Ijarah adalah sebuah kontrak yang didasarkan pada adanya pihak yang membeli dan menyewa peralatan yang dibutuhkan klien dengan uang sewa tertentu. Pemegang Surat Berharga Ijarah sebagai pemilik yang bertanggungjawab penuh untuk segala sesuatu yang terjadi pada milik mereka. Dalam Fatwa Dewan Syariah Nasional No.41/DSN-MUI/III/2004 tentang Obligasi Syariah Ijarah disebutkan bahwa Obligasi Syariah Ijarah adalah Obligasi Syariah berdasarkan akad ijarah yaitu akad pemindahan hak guna (manfaat) atas suatu barang dalam waktu tertentu dengan pembayaran sewa (ujrah), tanpa diikuti dengan pemindahan kepemilikan barang itu sendiri. Ditambah dengan memperhatikan substansi FatwaDewan Syariah Nasional MUI No.09/DSN-MUI/IV/2000 tentang pembiayaan ijarah.

4. Akad Istisna

Istisna adalah suatu kontrak yang digunakan untuk menjual barang manufaktur dengan usaha yang dilakukan penjual dalam menyediakan barang tersebut dari material, deskripsi dan harga tertentu. Dalam Fatwa Dewan Syariah Nasional No.06/DSN-MUI/IV/2000 tentang jual beli istisna disebutkan bahwa jual beli istisna yaitu akad jual beli dalam bentuk

pemesanan pembuatan barang tertentu dengan kriteria dan persyaratan tertentu yang disepakati antara pemesan (pembeli, mustashni) dan penjual (pembuat, shani).

5. Akad Salam

Salama dalah penjualan suatu komoditi, yang telah ditentukan kualitas dan kuantitasnya yang akan diberikan kepada pembeli pada waktu yang telah ditentukan di masa depan pada harga sekarang.
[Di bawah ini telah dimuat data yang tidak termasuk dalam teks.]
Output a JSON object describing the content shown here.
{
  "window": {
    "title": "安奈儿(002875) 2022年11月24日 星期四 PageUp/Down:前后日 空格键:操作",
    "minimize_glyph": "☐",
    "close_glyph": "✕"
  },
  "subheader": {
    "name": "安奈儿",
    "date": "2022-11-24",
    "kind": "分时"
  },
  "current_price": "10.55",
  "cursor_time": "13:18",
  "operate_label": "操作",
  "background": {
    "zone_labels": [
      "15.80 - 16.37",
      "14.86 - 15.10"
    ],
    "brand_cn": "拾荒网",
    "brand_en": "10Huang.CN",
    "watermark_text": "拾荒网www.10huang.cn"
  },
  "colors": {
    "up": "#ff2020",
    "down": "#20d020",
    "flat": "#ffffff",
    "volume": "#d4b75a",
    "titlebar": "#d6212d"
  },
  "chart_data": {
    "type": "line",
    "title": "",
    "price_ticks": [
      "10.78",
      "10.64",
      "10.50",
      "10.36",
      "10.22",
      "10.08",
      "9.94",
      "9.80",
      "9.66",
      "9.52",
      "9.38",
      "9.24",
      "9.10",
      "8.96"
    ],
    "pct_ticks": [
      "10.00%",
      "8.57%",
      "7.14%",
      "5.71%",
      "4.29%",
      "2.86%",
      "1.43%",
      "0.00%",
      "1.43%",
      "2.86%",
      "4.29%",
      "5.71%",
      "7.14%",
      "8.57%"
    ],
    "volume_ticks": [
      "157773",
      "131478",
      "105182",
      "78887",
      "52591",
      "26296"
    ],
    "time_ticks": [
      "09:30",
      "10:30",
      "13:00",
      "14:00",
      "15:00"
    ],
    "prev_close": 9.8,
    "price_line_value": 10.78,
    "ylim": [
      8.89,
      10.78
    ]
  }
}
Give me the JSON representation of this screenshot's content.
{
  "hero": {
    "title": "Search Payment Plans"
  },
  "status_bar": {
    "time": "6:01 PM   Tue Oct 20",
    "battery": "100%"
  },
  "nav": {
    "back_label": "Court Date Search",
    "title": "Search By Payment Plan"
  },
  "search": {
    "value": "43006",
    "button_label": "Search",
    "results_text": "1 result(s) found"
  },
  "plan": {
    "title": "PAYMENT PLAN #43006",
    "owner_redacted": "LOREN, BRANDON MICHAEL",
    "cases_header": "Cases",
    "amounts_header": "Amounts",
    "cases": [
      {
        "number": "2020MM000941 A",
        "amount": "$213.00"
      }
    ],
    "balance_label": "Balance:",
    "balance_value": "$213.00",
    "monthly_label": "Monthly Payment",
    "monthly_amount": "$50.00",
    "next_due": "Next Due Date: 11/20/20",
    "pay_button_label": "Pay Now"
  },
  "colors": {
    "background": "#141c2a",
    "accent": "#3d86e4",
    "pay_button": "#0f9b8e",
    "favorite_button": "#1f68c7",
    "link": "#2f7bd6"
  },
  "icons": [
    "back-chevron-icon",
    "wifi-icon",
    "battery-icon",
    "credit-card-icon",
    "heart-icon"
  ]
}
Dalam Fatwa Dewan Syariah Nasional No.05/DSN-MUI/IV/2000 tentang jual beli salam disebutkan bahwa jual beli barang dengan cara pemesanan dan pembayaran harga lebih dahulu dengan syarat-syarat tertentu disebut dengan salam. 6. Akad Murabahah

Murabahah adalah jual beli barang pada harga asal dengan tambahan keuntungan yang disepakati. Dalam Fatwa Dewan Syariah Nasional No.04/DSN- MUI/IV/2000 tentang murabahah disebutkan bahwa pihak pertama membeli barang yang diperlukan nasabah atas nama pihak pertama sendiri, dan pembelian ini harus sah dan bebas riba. Kemudian nasabah membayar harga barang yang telah disepakati tersebut pada jangka waktu tertentu yang telah disepakati.